Fala-se sobre elas há mais de quarenta anos, mas ainda hoje as emissões fugitivas permanecem como uma das áreas menos compreendidas — e frequentemente subestimadas — na gestão de plantas industriais.
Para entender realmente do que se trata, é útil partir de uma distinção fundamental.
As emissões industriais atmosféricas podem ser divididas, em uma primeira aproximação, em emissões canalizadas e emissões difusas. As primeiras são aquelas que passam por pontos definidos — chaminés, descargas — e que podem ser monitoradas continuamente. As segundas, por sua vez, incluem todas as liberações não canalizadas, distribuídas pela instalação e geradas por múltiplas fontes.
Dentro das emissões difusas encontram-se as emissões fugitivas, que representam um subconjunto bem definido e tecnicamente relevante.
Em termos técnicos, as emissões fugitivas são liberações pontuais e não intencionais de fluidos de processo para o meio ambiente, originadas em componentes de vedação instalados em equipamentos em operação e detectáveis por meio de técnicas instrumentais. Trata-se, portanto, de vazamentos associados a determinados “equipment leaks”, normalmente relacionados a válvulas, bombas, flanges e outros componentes de tubulação.
Sua característica distintiva é dupla: por um lado, podem ser localizadas; por outro, podem ser parcialmente medidas. E é justamente essa combinação que as torna centrais no atual contexto regulatório.
Com a evolução da legislação europeia, atualmente enquadrada na Industrial Emissions Directive (IED), o controle das emissões não se limita mais aos fluxos canalizados, mas inclui explicitamente a gestão das perdas difusas e, em particular, das emissões fugitivas. As Best Available Techniques (BAT) definem a abordagem de referência, introduzindo um princípio claro: as emissões devem ser prevenidas, monitoradas e reduzidas por meio de estratégias estruturadas e verificáveis.
Nesse contexto, a gestão das emissões fugitivas baseia-se em dois pilares operacionais.
O primeiro é o controle do que já está instalado, normalmente por meio de programas LDAR (Leak Detection And Repair). Trata-se de atividades sistemáticas de detecção instrumental de vazamentos em equipamentos, com o objetivo de identificar, quantificar e corrigir as fontes emissoras ao longo do tempo.
O segundo é a introdução de componentes projetados para minimizar os vazamentos desde a origem. Válvulas, bombas, juntas e sistemas de vedação devem ser selecionados com base em desempenhos comprovados, verificados por meio de testes padronizados e reconhecidos internacionalmente. Nesse âmbito, o conceito de “low emission” não é uma declaração, mas o resultado de ensaios de qualificação que comprovam níveis de vazamento controlados.

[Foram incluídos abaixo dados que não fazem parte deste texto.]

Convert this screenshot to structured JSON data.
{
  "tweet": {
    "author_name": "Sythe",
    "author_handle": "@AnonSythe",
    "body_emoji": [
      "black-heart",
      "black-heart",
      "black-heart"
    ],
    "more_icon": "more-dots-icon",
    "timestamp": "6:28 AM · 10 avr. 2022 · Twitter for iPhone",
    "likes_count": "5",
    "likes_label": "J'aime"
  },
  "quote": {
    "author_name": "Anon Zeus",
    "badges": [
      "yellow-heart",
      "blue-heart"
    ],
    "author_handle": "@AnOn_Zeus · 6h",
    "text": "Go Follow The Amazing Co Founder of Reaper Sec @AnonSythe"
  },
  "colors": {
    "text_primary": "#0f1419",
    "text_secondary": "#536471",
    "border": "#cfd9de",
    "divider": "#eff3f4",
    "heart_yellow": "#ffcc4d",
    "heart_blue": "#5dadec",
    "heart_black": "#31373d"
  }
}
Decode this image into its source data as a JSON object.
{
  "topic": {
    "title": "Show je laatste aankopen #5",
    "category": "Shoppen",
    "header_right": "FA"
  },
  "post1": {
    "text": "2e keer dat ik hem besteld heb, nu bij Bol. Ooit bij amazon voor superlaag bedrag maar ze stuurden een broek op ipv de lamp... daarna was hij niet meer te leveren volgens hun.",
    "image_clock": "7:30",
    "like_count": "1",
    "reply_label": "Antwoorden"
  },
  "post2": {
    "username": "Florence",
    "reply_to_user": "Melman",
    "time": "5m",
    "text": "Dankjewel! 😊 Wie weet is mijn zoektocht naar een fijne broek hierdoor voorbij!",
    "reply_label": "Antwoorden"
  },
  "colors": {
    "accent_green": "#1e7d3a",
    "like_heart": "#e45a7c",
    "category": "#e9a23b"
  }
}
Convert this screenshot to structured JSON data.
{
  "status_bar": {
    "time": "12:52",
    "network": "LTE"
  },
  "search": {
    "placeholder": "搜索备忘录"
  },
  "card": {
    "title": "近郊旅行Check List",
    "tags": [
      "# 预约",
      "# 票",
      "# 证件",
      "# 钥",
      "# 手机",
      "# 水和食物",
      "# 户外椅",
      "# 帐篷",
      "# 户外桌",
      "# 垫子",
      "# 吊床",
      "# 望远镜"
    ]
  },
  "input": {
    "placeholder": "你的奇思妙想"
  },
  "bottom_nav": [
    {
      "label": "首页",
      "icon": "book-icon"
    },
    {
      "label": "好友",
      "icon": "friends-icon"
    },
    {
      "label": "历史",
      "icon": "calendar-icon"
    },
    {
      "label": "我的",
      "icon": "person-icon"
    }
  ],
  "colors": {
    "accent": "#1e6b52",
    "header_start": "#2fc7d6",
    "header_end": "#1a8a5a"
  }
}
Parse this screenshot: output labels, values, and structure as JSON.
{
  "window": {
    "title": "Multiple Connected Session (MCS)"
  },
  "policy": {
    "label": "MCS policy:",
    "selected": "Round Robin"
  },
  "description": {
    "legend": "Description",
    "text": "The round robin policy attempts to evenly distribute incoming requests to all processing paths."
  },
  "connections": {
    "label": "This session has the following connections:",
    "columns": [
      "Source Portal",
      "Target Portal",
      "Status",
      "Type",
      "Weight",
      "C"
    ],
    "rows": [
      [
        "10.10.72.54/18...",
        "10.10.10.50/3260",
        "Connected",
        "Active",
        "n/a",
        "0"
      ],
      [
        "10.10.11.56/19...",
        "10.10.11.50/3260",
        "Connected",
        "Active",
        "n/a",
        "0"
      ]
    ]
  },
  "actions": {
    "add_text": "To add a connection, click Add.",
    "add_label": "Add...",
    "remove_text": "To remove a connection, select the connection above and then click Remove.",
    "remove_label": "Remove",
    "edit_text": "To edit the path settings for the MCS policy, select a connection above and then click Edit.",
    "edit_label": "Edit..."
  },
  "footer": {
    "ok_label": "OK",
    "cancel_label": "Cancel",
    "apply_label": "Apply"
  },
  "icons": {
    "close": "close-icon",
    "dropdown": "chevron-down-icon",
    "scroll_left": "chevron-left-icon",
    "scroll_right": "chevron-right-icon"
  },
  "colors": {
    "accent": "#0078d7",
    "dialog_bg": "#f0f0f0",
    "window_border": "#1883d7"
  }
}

É a integração dessas duas estratégias — gestão do existente e qualidade das novas instalações — que define o verdadeiro objetivo: a redução estrutural das emissões fugitivas.
Nesse cenário, a Carrara posiciona-se com uma oferta completa em ambas as frentes.
Por um lado, uma ampla gama de soluções de vedação — juntas e gaxetas — qualificadas segundo normas internacionais e projetadas para aplicações de baixas emissões, capazes de garantir desempenho documentado em flanges, válvulas e bombas.
Por outro lado, por meio da divisão FERP (www.ferp.eu), a Carrara atua diretamente em atividades LDAR, apoiando os operadores na detecção, quantificação e gestão de vazamentos em plantas em operação.
Essa abordagem integrada permite enfrentar o tema das emissões fugitivas não como uma obrigação isolada, mas como um processo contínuo: da medição à prevenção, até a redução concreta das perdas.
Porque, além das exigências regulatórias, as emissões fugitivas continuam sendo um dos indicadores mais claros de quanto uma planta está realmente sob controle.